Did I know? Did I know that by enrolling in the Career Institute I would end up like this? Did I know that I would end up holding my beloved's hand while she took her last breaths? Did I know that I would be responsible of her death?
No, I didn't know.
As I didn't know what her feelings for me were like they were. As I didn't know that underneath my harsh surface there was a soft, sentimental me that could cry his heart out when he saw his little girl lying lifeless on the ground. As I didn't know that the Games weren't ok, that they were barbaric and unfair…
I didn't know I was another piece in their Games.
When I entered the Career Institute I thought it was synonym to be crowned a Victor, I thought walking through that doors meant glory and my father's joy.
I couldn't be more wrong.
I knew her since we were little, my parents and hers were friends. So they often visited us in our house in the Victors Village. My father was a Victor, and I was the oldest brother. I was the role model, the son that would go in the games and win them. Just to follow the tradition. My father was so proud of me. If he only knew what he was doing to me by encouraging me into the games…
But he didn't know, no one knew. All we knew was that when I turned 18 I would volunteer and become the Victor of the 76th annual Hunger Games. So shameful that I wasn't born a year before, so I could volunteer on the Quarter Quell. But things in the Career Institute don't work like that. You don't volunteer until you are 18.

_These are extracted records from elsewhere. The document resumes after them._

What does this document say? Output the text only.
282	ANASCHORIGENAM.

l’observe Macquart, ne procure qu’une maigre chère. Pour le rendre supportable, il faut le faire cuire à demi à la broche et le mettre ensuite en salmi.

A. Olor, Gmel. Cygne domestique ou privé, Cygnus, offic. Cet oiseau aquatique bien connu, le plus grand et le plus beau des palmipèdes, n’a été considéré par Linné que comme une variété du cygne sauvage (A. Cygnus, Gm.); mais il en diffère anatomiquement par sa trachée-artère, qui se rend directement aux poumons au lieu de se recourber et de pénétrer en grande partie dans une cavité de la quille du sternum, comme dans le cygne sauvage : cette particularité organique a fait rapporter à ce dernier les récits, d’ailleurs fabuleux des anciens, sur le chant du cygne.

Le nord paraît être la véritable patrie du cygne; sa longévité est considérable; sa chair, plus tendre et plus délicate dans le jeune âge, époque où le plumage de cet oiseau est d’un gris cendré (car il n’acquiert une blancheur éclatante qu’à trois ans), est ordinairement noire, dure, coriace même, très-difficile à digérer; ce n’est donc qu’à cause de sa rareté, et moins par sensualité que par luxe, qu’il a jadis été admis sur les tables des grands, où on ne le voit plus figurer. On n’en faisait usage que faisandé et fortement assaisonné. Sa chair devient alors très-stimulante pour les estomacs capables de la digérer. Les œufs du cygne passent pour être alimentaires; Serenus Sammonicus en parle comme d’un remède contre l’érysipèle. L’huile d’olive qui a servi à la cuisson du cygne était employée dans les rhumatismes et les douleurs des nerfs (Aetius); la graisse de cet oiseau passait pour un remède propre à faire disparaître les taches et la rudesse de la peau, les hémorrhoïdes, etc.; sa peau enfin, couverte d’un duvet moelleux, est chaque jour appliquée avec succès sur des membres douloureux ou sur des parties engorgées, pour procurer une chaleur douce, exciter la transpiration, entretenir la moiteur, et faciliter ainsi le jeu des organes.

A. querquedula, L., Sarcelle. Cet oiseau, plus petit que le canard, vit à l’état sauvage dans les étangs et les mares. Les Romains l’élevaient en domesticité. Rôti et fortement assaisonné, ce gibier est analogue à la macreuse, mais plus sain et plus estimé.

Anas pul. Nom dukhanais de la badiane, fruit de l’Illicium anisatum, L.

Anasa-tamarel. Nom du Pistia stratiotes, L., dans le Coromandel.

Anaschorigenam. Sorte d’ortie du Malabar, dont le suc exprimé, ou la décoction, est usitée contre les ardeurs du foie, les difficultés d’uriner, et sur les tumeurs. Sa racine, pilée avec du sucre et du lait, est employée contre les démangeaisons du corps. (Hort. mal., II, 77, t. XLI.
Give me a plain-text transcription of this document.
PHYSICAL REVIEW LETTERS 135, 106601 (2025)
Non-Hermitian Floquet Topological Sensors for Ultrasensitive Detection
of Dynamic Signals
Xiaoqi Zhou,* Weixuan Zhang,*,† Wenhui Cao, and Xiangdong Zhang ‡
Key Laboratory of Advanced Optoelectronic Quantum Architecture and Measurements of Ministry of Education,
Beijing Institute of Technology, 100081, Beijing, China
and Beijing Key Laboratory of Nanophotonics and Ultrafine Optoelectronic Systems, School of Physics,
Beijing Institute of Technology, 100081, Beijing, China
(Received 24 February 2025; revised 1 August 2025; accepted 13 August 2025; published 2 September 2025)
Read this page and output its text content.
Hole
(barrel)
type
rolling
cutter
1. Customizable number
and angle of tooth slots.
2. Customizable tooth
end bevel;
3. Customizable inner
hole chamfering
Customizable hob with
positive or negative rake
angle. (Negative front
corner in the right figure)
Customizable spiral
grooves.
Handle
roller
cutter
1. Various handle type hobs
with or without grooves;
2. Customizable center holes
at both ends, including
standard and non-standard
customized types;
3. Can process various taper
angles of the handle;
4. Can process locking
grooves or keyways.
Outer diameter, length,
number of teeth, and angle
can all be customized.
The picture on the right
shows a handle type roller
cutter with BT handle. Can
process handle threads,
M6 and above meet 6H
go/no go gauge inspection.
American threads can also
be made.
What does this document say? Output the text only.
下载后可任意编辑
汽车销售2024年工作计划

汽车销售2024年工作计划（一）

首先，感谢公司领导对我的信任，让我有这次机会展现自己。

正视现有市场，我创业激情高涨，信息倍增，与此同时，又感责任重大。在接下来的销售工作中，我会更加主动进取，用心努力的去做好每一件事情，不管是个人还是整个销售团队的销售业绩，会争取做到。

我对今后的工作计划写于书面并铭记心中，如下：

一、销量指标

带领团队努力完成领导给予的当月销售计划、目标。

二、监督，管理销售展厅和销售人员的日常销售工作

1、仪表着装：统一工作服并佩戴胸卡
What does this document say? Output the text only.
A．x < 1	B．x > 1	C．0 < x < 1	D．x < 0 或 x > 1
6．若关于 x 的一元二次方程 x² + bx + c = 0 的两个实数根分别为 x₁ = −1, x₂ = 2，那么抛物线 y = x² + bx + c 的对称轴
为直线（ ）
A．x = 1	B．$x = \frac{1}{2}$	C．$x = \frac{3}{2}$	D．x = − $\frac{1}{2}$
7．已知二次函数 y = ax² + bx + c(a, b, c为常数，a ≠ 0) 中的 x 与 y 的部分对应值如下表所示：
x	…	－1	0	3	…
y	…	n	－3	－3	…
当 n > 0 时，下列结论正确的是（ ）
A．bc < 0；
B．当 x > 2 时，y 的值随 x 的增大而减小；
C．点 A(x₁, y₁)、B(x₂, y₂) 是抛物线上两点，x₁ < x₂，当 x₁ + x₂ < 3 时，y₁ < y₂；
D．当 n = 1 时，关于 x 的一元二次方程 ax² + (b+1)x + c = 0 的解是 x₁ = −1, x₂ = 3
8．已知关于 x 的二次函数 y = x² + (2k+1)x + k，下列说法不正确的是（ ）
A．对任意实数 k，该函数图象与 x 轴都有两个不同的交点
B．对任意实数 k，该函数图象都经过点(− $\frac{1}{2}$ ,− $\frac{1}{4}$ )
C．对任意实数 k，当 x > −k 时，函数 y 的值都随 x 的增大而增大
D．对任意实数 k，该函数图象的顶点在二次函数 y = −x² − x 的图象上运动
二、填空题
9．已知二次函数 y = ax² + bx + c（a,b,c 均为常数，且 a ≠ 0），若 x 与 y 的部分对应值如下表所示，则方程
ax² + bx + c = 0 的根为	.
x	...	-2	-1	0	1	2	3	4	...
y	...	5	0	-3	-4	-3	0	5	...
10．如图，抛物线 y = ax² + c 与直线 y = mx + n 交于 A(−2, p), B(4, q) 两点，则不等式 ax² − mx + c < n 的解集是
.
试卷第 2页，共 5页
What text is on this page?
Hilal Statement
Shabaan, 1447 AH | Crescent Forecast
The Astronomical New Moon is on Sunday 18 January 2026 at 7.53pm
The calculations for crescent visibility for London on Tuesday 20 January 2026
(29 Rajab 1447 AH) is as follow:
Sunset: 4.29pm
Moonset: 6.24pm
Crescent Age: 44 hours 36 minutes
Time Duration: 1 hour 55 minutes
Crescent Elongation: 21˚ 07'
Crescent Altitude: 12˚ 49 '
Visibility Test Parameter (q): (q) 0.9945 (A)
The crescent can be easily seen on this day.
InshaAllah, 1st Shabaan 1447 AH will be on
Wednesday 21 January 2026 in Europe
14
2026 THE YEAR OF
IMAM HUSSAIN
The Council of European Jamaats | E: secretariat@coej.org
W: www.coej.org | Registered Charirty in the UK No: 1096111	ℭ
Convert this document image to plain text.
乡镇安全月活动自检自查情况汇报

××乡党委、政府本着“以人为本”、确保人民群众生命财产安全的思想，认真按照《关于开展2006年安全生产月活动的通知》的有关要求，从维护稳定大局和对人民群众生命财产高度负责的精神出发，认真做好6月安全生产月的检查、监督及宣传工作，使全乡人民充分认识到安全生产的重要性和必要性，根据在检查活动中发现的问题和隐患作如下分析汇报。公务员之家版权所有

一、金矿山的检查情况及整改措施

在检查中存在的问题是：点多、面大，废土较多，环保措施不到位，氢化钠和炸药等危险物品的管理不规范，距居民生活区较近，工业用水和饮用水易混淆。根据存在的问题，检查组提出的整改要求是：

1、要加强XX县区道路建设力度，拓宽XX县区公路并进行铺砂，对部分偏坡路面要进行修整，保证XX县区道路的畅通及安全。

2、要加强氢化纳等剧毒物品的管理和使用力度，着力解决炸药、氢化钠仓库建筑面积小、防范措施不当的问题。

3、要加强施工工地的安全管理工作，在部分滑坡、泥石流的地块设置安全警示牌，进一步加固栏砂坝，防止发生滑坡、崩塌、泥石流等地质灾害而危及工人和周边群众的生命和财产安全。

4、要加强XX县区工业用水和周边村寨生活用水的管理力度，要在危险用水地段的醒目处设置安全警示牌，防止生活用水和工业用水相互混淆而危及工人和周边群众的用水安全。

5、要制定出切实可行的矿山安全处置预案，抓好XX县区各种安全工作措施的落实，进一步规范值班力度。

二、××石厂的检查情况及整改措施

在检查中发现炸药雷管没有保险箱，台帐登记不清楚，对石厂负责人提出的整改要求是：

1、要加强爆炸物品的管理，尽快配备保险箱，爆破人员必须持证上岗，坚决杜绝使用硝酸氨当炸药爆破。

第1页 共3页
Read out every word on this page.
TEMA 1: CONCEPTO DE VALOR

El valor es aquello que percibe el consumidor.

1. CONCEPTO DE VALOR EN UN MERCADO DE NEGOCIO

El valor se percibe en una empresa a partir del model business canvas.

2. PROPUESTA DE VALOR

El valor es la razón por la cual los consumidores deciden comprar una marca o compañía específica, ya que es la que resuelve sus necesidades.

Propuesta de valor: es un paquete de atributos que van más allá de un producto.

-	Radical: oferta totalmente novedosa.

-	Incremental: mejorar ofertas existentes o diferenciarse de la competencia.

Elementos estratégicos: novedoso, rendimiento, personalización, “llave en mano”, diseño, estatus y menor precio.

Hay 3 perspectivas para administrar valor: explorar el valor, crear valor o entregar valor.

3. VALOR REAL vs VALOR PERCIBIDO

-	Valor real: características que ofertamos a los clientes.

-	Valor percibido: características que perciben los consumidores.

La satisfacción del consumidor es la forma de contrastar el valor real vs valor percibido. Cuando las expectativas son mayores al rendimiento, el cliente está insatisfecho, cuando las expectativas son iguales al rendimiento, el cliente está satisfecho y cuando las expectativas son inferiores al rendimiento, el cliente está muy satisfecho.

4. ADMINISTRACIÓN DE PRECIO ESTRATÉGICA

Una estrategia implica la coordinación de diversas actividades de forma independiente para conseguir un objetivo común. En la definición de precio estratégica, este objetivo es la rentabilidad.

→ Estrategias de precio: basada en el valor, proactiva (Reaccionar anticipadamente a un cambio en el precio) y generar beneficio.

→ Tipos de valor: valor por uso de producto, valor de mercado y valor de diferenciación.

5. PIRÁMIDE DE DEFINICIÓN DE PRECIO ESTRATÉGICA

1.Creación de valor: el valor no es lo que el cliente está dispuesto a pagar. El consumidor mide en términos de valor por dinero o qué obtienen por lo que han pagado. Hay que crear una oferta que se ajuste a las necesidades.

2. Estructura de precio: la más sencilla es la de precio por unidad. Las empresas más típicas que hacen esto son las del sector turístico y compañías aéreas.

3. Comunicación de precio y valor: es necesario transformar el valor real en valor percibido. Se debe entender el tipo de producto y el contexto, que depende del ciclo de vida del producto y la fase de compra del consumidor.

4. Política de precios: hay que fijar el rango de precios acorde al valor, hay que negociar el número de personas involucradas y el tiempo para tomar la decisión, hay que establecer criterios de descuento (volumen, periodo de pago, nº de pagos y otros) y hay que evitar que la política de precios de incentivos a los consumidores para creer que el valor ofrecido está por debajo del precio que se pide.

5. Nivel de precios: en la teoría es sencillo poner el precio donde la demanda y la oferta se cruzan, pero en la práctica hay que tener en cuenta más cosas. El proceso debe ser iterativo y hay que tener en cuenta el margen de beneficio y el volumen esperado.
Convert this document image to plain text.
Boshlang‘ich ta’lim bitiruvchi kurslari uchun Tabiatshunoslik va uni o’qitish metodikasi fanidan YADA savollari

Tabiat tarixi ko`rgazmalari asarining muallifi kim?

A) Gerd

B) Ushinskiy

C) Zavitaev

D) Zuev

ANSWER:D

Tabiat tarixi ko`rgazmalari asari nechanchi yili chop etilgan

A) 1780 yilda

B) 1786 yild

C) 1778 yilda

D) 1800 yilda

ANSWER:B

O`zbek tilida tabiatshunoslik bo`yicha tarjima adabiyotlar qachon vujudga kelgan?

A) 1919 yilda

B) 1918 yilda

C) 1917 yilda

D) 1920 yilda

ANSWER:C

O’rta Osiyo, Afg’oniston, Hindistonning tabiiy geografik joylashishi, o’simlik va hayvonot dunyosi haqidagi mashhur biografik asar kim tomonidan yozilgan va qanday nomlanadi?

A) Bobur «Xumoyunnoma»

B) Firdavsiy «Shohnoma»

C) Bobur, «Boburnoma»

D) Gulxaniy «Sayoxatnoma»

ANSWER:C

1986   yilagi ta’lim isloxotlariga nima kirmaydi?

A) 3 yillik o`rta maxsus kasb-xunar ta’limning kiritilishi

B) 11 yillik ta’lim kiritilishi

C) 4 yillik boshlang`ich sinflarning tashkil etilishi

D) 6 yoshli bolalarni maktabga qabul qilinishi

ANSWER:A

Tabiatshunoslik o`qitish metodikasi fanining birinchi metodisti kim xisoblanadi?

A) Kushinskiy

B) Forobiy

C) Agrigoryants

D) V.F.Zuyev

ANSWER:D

Winning the games was more than an obsession for me. It was everything to me. There wasn't a day I didn't think of becoming a Victor. My training was above my friends, the girls, and my family, above everything. Until she arrived.
In the end I did volunteered, but not at 18. At 16, everybody was confused. I was going against the rules. But Raymond didn't object. It was his turn to volunteer, he was 18 years old, and it was his last chance to win the games. But he was my friend, and he saw why I was volunteering. I looked at him and he nodded. Sadness in his eyes, but not for losing his chance of winning. But because he knew he was losing a friend.
That wasn't supposed to happen; even when her name was read the silence that followed to the call out for volunteers wasn't right. When in the story of District 2 there had been no volunteers at all? When? And why did it have to happen when it was her name the one drew from the bowl? It didn't even make sense; her name was in 5 times, how many times was Cherry's in? 40? 50?
Everybody thought I was volunteering because I was strong, vicious, and ready to go and win. Because I wanted to show everybody that I could win with only 16 years. Everybody thought that I was ready to become District 2's Victor.
And they were not very far away from the truth. I did volunteer to bring a Victor back to District 2. But the Victor I had in mind wasn't me.
I volunteered to bring Clove back home.